Como “programador” do “cluster” do pensamento, João Serra foi um desastre completo, como o Amaro sabe. Eu não comungo de certo unanimismo quanto às supostas virtudes do que tem sido programado para 2012. Tenho, aliás, muitas reservas em relação à acção de vários programadores, mas nenhuma das áreas de programação se aproxima do nível de indigência da que tem estado a cargo de João Serra, que não tem uma linha mínima de coerência. É tudo desgarrado e de uma displicência insuportável. A área do pensamento não foi pensada. Para quem chegou a embandeirar com a figura de Vargas Llosa como programador, é desconcertante que o ”escritor” escolhido para fazer uma “residência artística” em Guimarães seja o “marqueteiro” que foi responsável pela campanha do Guterres. Edson Athaide? Valha-nos Santa Engrácia.
Se João Serra não soube programar, também não deixa uma grande imagem no que toca à escolha de quem com ele trabalha. Sabia o Amaro que João Serra tem um assistente para a programação do Pensamento que ninguém percebe o que anda a fazer. Pelo que ganha, deveria trabalhar a tempo inteiro, mas lá por Vila Flor não é fácil pôr-lhe os olhos em cima. E circula de boca em boca a solução que encontrou para não criar nem defraudar expectativas a quem apresentou propostas de iniciativas para 2012: simplesmente, não responder aos interessados.
João Serra não serve para programar, não serve para escolher as pessoas que deveriam trabalhar com ele. Quem é que se convenceu de que servia para presidir a uma Fundação?
Aquilo que o homem faz bem, são jogos de bastidores. Foi ganhando aliados, confidenciando-lhe as suas diferenças em relação a quem de facto mandava na FCG, mas sempre por baixo da mesa. Mas nunca teve a frontalidade para assumir publicamente as discordâncias que ia revelando em privado. Não se percebia bem qual seria a sua intenção. Se tinha divergências tão insanáveis como as que segredava, o que se poderia esperar era que batesse com a porta, Agora, julgo que já percebi qual era o seu objectivo. Já o atingiu.
Não estou nada convencido de que tivéssemos ficado a ganhar com a dança de presidentes na FCG.
Ao Cidadão com Dúvidas,

Os que agora lideram o processo "têm nas mãos a possibilidade de transformarem a imagem que actualmente existe da CEC, através de uma dinâmica que concretize as ideias, frases e palavras que ao longo do último ano e meio foram sendo escritas e apresentadas" - não podia estar mais de acordo.
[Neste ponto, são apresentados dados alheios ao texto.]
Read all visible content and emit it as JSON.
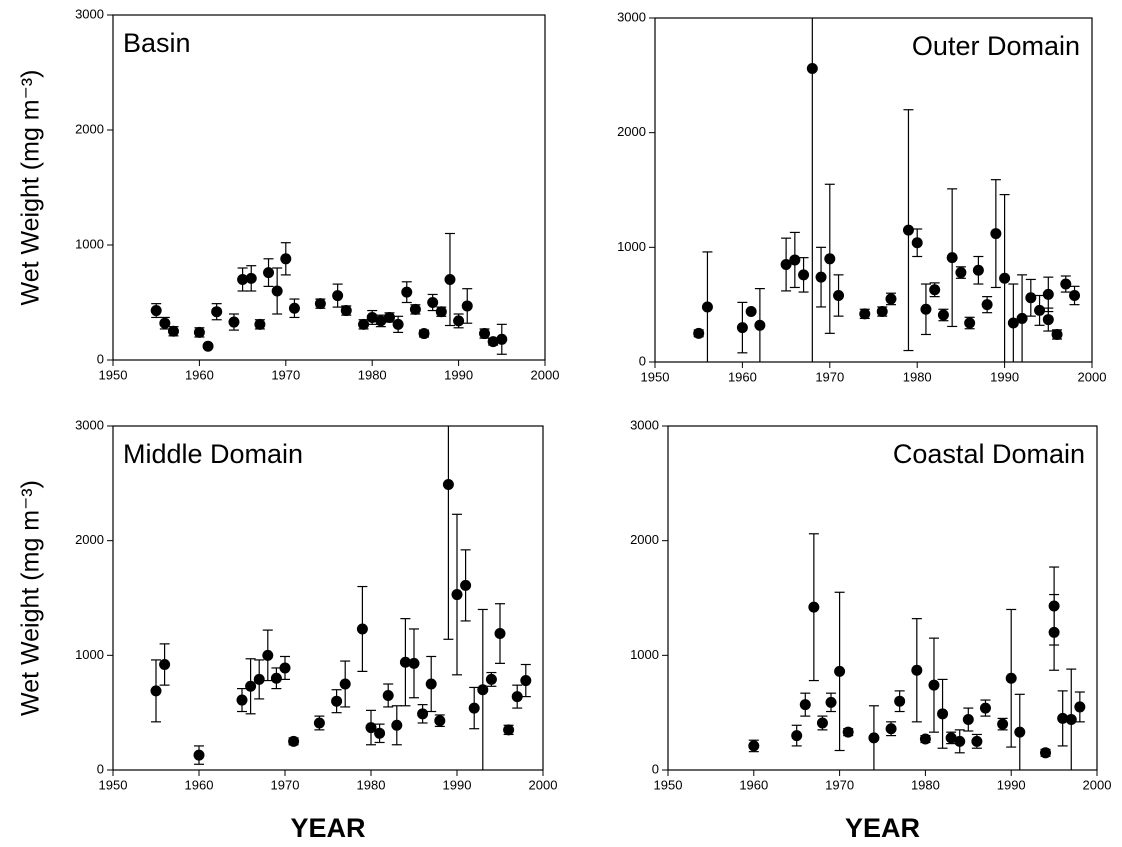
{
  "chart_data": [
    {
      "type": "scatter",
      "title": "Basin",
      "title_position": "left",
      "y_label": "Wet Weight (mg m⁻³)",
      "x": [
        1955,
        1956,
        1957,
        1960,
        1961,
        1962,
        1964,
        1965,
        1966,
        1967,
        1968,
        1969,
        1970,
        1971,
        1974,
        1976,
        1977,
        1979,
        1980,
        1981,
        1982,
        1983,
        1984,
        1985,
        1986,
        1987,
        1988,
        1989,
        1990,
        1991,
        1993,
        1994,
        1995
      ],
      "values": [
        430,
        320,
        250,
        240,
        120,
        420,
        330,
        700,
        710,
        310,
        760,
        600,
        880,
        450,
        490,
        560,
        430,
        310,
        370,
        340,
        370,
        310,
        590,
        440,
        230,
        500,
        420,
        700,
        340,
        470,
        230,
        160,
        180
      ],
      "errors": [
        60,
        50,
        40,
        40,
        null,
        70,
        70,
        100,
        110,
        40,
        120,
        200,
        140,
        80,
        40,
        100,
        40,
        40,
        60,
        50,
        40,
        70,
        90,
        40,
        30,
        70,
        40,
        400,
        60,
        150,
        40,
        30,
        130
      ],
      "xlim": [
        1950,
        2000
      ],
      "xticks": [
        1950,
        1960,
        1970,
        1980,
        1990,
        2000
      ],
      "ylim": [
        0,
        3000
      ],
      "yticks": [
        0,
        1000,
        2000,
        3000
      ],
      "color": "#000000"
    },
    {
      "type": "scatter",
      "title": "Outer Domain",
      "title_position": "right",
      "x": [
        1955,
        1956,
        1960,
        1961,
        1962,
        1965,
        1966,
        1967,
        1968,
        1969,
        1970,
        1971,
        1974,
        1976,
        1977,
        1979,
        1980,
        1981,
        1982,
        1983,
        1984,
        1985,
        1986,
        1987,
        1988,
        1989,
        1990,
        1991,
        1992,
        1993,
        1994,
        1995,
        1995,
        1996,
        1997,
        1998
      ],
      "values": [
        250,
        480,
        300,
        440,
        320,
        850,
        890,
        760,
        2560,
        740,
        900,
        580,
        420,
        440,
        550,
        1150,
        1040,
        460,
        630,
        410,
        910,
        780,
        340,
        800,
        500,
        1120,
        730,
        340,
        380,
        560,
        450,
        590,
        370,
        240,
        680,
        580
      ],
      "errors": [
        30,
        480,
        220,
        null,
        320,
        230,
        240,
        150,
        2560,
        260,
        650,
        180,
        40,
        40,
        50,
        1050,
        120,
        220,
        60,
        50,
        600,
        50,
        50,
        120,
        70,
        470,
        730,
        340,
        380,
        160,
        130,
        150,
        100,
        40,
        70,
        80
      ],
      "xlim": [
        1950,
        2000
      ],
      "xticks": [
        1950,
        1960,
        1970,
        1980,
        1990,
        2000
      ],
      "ylim": [
        0,
        3000
      ],
      "yticks": [
        0,
        1000,
        2000,
        3000
      ],
      "color": "#000000"
    },
    {
      "type": "scatter",
      "title": "Middle Domain",
      "title_position": "left",
      "y_label": "Wet Weight (mg m⁻³)",
      "x_label": "YEAR",
      "x": [
        1955,
        1956,
        1960,
        1965,
        1966,
        1967,
        1968,
        1969,
        1970,
        1971,
        1974,
        1976,
        1977,
        1979,
        1980,
        1981,
        1982,
        1983,
        1984,
        1985,
        1986,
        1987,
        1988,
        1989,
        1990,
        1991,
        1992,
        1993,
        1994,
        1995,
        1996,
        1997,
        1998
      ],
      "values": [
        690,
        920,
        130,
        610,
        730,
        790,
        1000,
        800,
        890,
        250,
        410,
        600,
        750,
        1230,
        370,
        320,
        650,
        390,
        940,
        930,
        490,
        750,
        430,
        2490,
        1530,
        1610,
        540,
        700,
        790,
        1190,
        350,
        640,
        780
      ],
      "errors": [
        270,
        180,
        80,
        100,
        240,
        170,
        220,
        90,
        100,
        30,
        60,
        100,
        200,
        370,
        150,
        80,
        100,
        170,
        380,
        300,
        80,
        240,
        50,
        1350,
        700,
        310,
        180,
        700,
        60,
        260,
        40,
        100,
        140
      ],
      "xlim": [
        1950,
        2000
      ],
      "xticks": [
        1950,
        1960,
        1970,
        1980,
        1990,
        2000
      ],
      "ylim": [
        0,
        3000
      ],
      "yticks": [
        0,
        1000,
        2000,
        3000
      ],
      "color": "#000000"
    },
    {
      "type": "scatter",
      "title": "Coastal Domain",
      "title_position": "right",
      "x_label": "YEAR",
      "x": [
        1960,
        1965,
        1966,
        1967,
        1968,
        1969,
        1970,
        1971,
        1974,
        1976,
        1977,
        1979,
        1980,
        1981,
        1982,
        1983,
        1984,
        1985,
        1986,
        1987,
        1989,
        1990,
        1991,
        1994,
        1995,
        1995,
        1996,
        1997,
        1998
      ],
      "values": [
        210,
        300,
        570,
        1420,
        410,
        590,
        860,
        330,
        280,
        360,
        600,
        870,
        270,
        740,
        490,
        280,
        250,
        440,
        250,
        540,
        400,
        800,
        330,
        150,
        1430,
        1200,
        450,
        440,
        550
      ],
      "errors": [
        50,
        90,
        100,
        640,
        60,
        80,
        690,
        30,
        280,
        60,
        90,
        450,
        30,
        410,
        300,
        50,
        100,
        100,
        60,
        70,
        50,
        600,
        330,
        30,
        340,
        330,
        240,
        440,
        130
      ],
      "xlim": [
        1950,
        2000
      ],
      "xticks": [
        1950,
        1960,
        1970,
        1980,
        1990,
        2000
      ],
      "ylim": [
        0,
        3000
      ],
      "yticks": [
        0,
        1000,
        2000,
        3000
      ],
      "color": "#000000"
    }
  ]
}
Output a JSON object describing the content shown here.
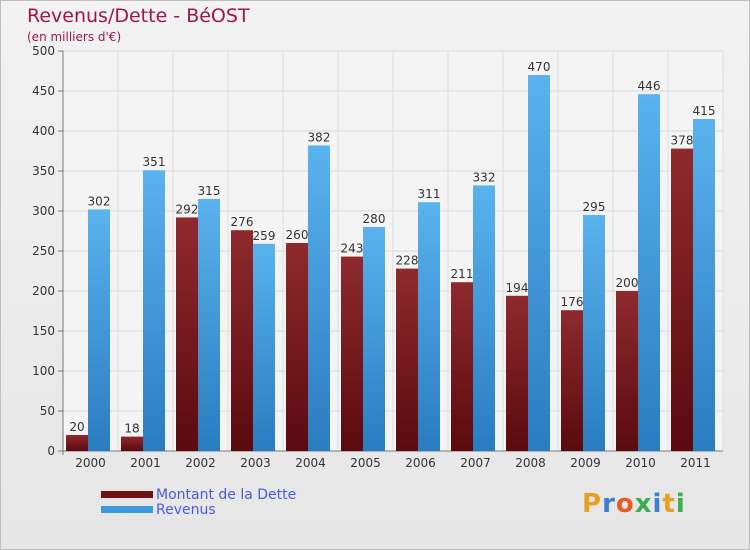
{
  "title": "Revenus/Dette - BéOST",
  "subtitle": "(en milliers d'€)",
  "chart_data": {
    "type": "bar",
    "categories": [
      "2000",
      "2001",
      "2002",
      "2003",
      "2004",
      "2005",
      "2006",
      "2007",
      "2008",
      "2009",
      "2010",
      "2011"
    ],
    "series": [
      {
        "name": "Montant de la Dette",
        "values": [
          20,
          18,
          292,
          276,
          260,
          243,
          228,
          211,
          194,
          176,
          200,
          378
        ],
        "color": "#7a1a1e"
      },
      {
        "name": "Revenus",
        "values": [
          302,
          351,
          315,
          259,
          382,
          280,
          311,
          332,
          470,
          295,
          446,
          415
        ],
        "color": "#4aa3e6"
      }
    ],
    "ylim": [
      0,
      500
    ],
    "yticks": [
      0,
      50,
      100,
      150,
      200,
      250,
      300,
      350,
      400,
      450,
      500
    ],
    "grid": true,
    "legend_position": "bottom-left"
  },
  "logo": {
    "text": "Proxiti",
    "colors": [
      "#e8a020",
      "#3a7fd0",
      "#e85a20",
      "#3ab04a",
      "#3a7fd0",
      "#e8a020",
      "#3ab04a"
    ]
  }
}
Ao Cidadão (ainda) perplexo,

Acredite que o que agora menos me importa é discutir o que se passou para se chegar onde se chegou (dizer isto não é o mesmo que dizer que devemos ignorar o passado - bem pelo contrário, o passado serve como lição para que não se reincida nos mesmos erros). O que agora faz falta é recuperar a auto-estima e o entusiasmo, olhar em frente e acreditar que ainda é possível (só pode ser possível!)construir-se um 2012 que não nos desiluda. Tudo o mais é, hoje por hoje, irrelevante.

Como eu já disse repetidas vezes, as contas não se fazem agora, fazem-se no fim.
Cidadão com dúvidas disse…
Caro Amaro,
é um privilégio perceber que partilhamos do mesmo conjunto de expectativas.